Der ganze Witz an der Sache ist, dass man die Gesetze in Deutschland nicht mal ändern müsste; illegales Glücksspiel, speziell gewerblich betriebenes, steht schon jetzt unter Strafe, und so, wie Glücksspiel in den Glücksspielgesetzen der Bundesländer definiert ist, ließen sich bezahlte Lootboxen darunter genauso subsumieren. Das Problem: Werden sie bislang nicht, weil die Spielindustrie eine Lobby hat, welche Behörden, Juristen und Politikern den Floh ins Ohr setzt, dass man ja nichts von Wert gewinnen könne und es demnach kein „echtes“ Glücksspiel sei. Erstens: Wenn die „Gewinne“ nichts wert sein sollen, warum erdreistet man sich dann, echtes Geld dafür zu verlangen? Und zweitens: Wenn die Gesetze zur Glücksspielregulierung in erster Linie dazu dienen, Spieler vor unkontrollierten Verlusten (mit allen Problemen, die das nach sich zieht) und Spielsucht zu schützen, und nicht etwa, sie vor zu hohen Gewinnen zu bewahren, sind echte Gewinne von Wert im Grunde völlig entbehrlich. Sobald das Spiel zufallsbasiert mit unbekanntem Ausgang ist und sie als Spieler Geld für die Teilnahme zahlen müssen, sind alle Voraussetzungen erfüllt, um die Schadwirkungen, vor denen die Glücksspielgesetze primär schützen sollen, eintreten zu lassen.

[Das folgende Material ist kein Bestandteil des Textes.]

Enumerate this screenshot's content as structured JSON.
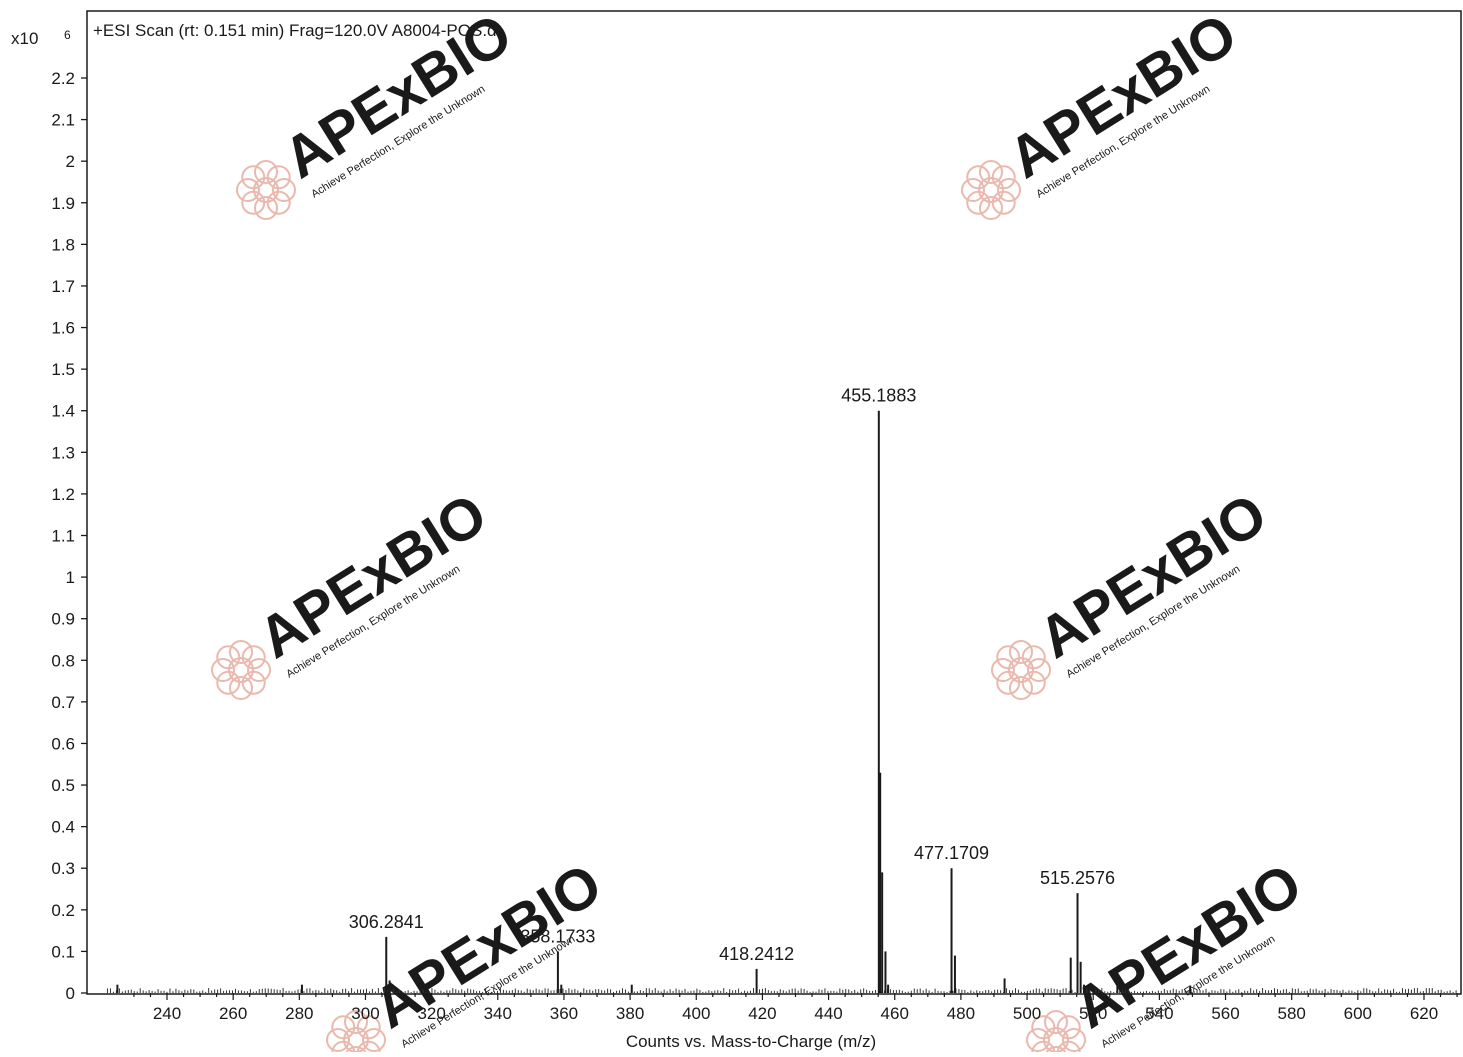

Um die Frage, ob bezahlte Lootboxen denn nun „simuliertes“ oder echtes Glücksspiel seien, ein für alle Mal zu beantworten: Sie sind aus Spielersicht Glücksspiel mit
echtem Spieleinsatz und
simulierter Gewinnausschüttung, also mit mit
echten Verlusten und
simuliertem Gewinn. Aus Betreibersicht sind sie Glücksspiel mit
echten Einnahmen und
simulierten Ausgaben, also mit
echtem Gewinn und
simulierten Verlusten.
Sie nicht unter die Glücksspielregulierung fallen zu lassen, nur weil es an den Gewinnen „von echtem Wert“ fehlt, ist, wenn man nach dem Ziel der Gesetzgebung geht, nicht nur völlig widersinnig, es führt auch zu der absurden Situation, dass ein Siebzehnjähriger sich nicht einmal für zwei Euro ein Lotterielos kaufen darf, das ihn theoretisch zum Millionär machen könnte, aber ein Zwölfjähriger ganz legal drei- oder gar vierstellige Beträge in FIFA & Co. oder irgendwelchen Mobile-Gacha-Games für Lootboxen verballern darf, ohne dass er Aussicht darauf hätte, auch nur seinen Einsatz jemals wiederzusehen. Und die Items, die man gewinnen kann, kosten den Betreiber nichts, lassen sich endlos reproduzieren (es ist einfach nur eine Änderung von Bits im Spielstand des Spielers) und gleichzeitig vom Spieler nicht mehr monetär verwerten. Selbst bei Plattformen wie dem Steam-Marktplatz erhält man nur „Guthaben“, welches sich wieder auf der Plattform einlösen lässt; der Käufer muss dafür beim Plattformbetreiber (Valve) in Vorkasse gehen, um selbst Guthaben aufzuladen, und das Guthaben lässt sich nicht wieder auszahlen, das Geld bleibt in jedem Fall beim Betreiber, in dem Fall eben Valve (die auch noch von jeder Transaktionen einen Teil als „Gebühr“ abzweigen, sodass eingezahltes Geld auch noch eine Halbwertszeit hat).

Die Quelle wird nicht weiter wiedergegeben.